2. Responsibility VS Guilt And Blame
Addiction can cause many bad feelings within families, and it’s often difficult to know how to deal with them. You might feel angry at the person that’s become an addict, or you might feel guilty that you hadn’t seen the signs sooner. You might even be resentful towards other family members if you did see the signs, but they choose to ignore them. However, guilt and blame are the furthest away from being constructive feelings at this moment.
While it’s common and even normal to feel them, try to focus on the solutions you can provide, rather than the things that have already gone wrong. It’s important that everyone takes responsibility for their part in all of this – and yes, each family member has their own part to play. However, you should always refrain from blaming others and try to be as supportive as possible. And don’t forget – addiction is a disease, it’s not something that the person with it chose. So try and avoid words like “weak” or “stupid” when referring to your addicted loved one – they’re already dealing with enough without that.
3. Help Them Deal With Cravings
Like most mental health issues, addiction is complex and there’s a lot to learn. That’s why it’s important that you educate yourself on the topic as much as possible. This will help you understand what your loved one is going through, and it will also help you be more supportive in their recovery process. For starters, you want to know how to help them handle triggers.

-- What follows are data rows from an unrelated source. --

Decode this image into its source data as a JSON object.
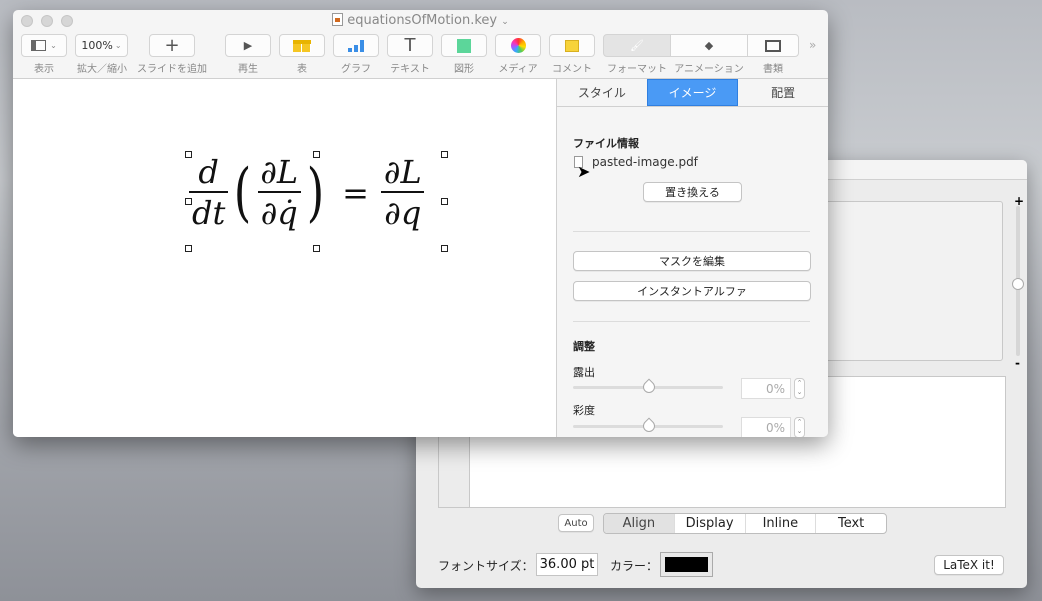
{
  "latexit": {
    "modes": [
      "Align",
      "Display",
      "Inline",
      "Text"
    ],
    "selected_mode": "Align",
    "auto_label": "Auto",
    "font_size_label": "フォントサイズ：",
    "font_size_value": "36.00 pt",
    "color_label": "カラー：",
    "color_value": "#000000",
    "latex_it_label": "LaTeX it!",
    "zoom_plus": "+",
    "zoom_minus": "-"
  },
  "keynote": {
    "title": "equationsOfMotion.key",
    "toolbar": [
      {
        "label": "表示",
        "icon": "sidebar-view-icon"
      },
      {
        "label": "拡大／縮小",
        "value": "100%"
      },
      {
        "label": "スライドを追加",
        "icon": "plus-icon"
      },
      {
        "label": "再生",
        "icon": "play-icon"
      },
      {
        "label": "表",
        "icon": "table-icon"
      },
      {
        "label": "グラフ",
        "icon": "chart-icon"
      },
      {
        "label": "テキスト",
        "icon": "text-icon"
      },
      {
        "label": "図形",
        "icon": "shape-icon"
      },
      {
        "label": "メディア",
        "icon": "media-icon"
      },
      {
        "label": "コメント",
        "icon": "comment-icon"
      },
      {
        "label": "フォーマット",
        "icon": "format-brush-icon"
      },
      {
        "label": "アニメーション",
        "icon": "animation-icon"
      },
      {
        "label": "書類",
        "icon": "document-icon"
      }
    ],
    "equation": {
      "d": "d",
      "dt": "dt",
      "dL": "∂L",
      "dqdot": "∂q̇",
      "equals": "=",
      "dq": "∂q",
      "lparen": "(",
      "rparen": ")"
    },
    "inspector": {
      "tabs": [
        "スタイル",
        "イメージ",
        "配置"
      ],
      "active_tab": "イメージ",
      "file_info_heading": "ファイル情報",
      "file_name": "pasted-image.pdf",
      "replace_button": "置き換える",
      "edit_mask_button": "マスクを編集",
      "instant_alpha_button": "インスタントアルファ",
      "adjust_heading": "調整",
      "exposure_label": "露出",
      "exposure_value": "0%",
      "saturation_label": "彩度",
      "saturation_value": "0%"
    }
  }
}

In the early stages of recovery, almost everything is a trigger, so it’s next to impossible to avoid setting out cravings. However, once they do get cravings, you need to be a person they can talk to. It’s important to recognize that they are having cravings, accept that it’s happening, and think of at least five things that have set off the cravings, to begin with. By taking a comprehensible approach to the situation, you’ll help pull them out of the mindset and prevent any potential relapses.
4. Avoid Triggering Them
As already mentioned, there are lots of triggers for an addict that’s just starting out, and cravings are inevitable in the beginning. However, there are certain major triggers that you want to avoid at all costs. Obviously, the sight and smell of alcohol are a big one. That means that not only should you not have any alcohol at your home, but you need to avoid drinking as well. It’s best that you don’t even talk about drinking outside of the context of getting sober.
Stress is also a major trigger, especially early on. Addiction is often a coping mechanism, and getting sober is stressful enough on its own. That means that any jabs, fights, or overly negative criticism can be potentially harmful. Try and be as supportive as possible, and also make sure to keep the environment as stress-free as possible. There will be time during the therapy process where you can hash out everything that went down in a safe and constructive way. The first 6 months of therapy aren’t’ that time.
Helping a family member that suffers from alcoholism can be difficult, but with the right knowledge and approach, it can be a lot easier. By avoiding triggering them, helping them deal with cravings, and being supportive in their recovery process, you’ll be making life much easier for both of you. Remember, addiction is an illness and it takes a group effort to treat it – so be sure to involve the whole family in the process.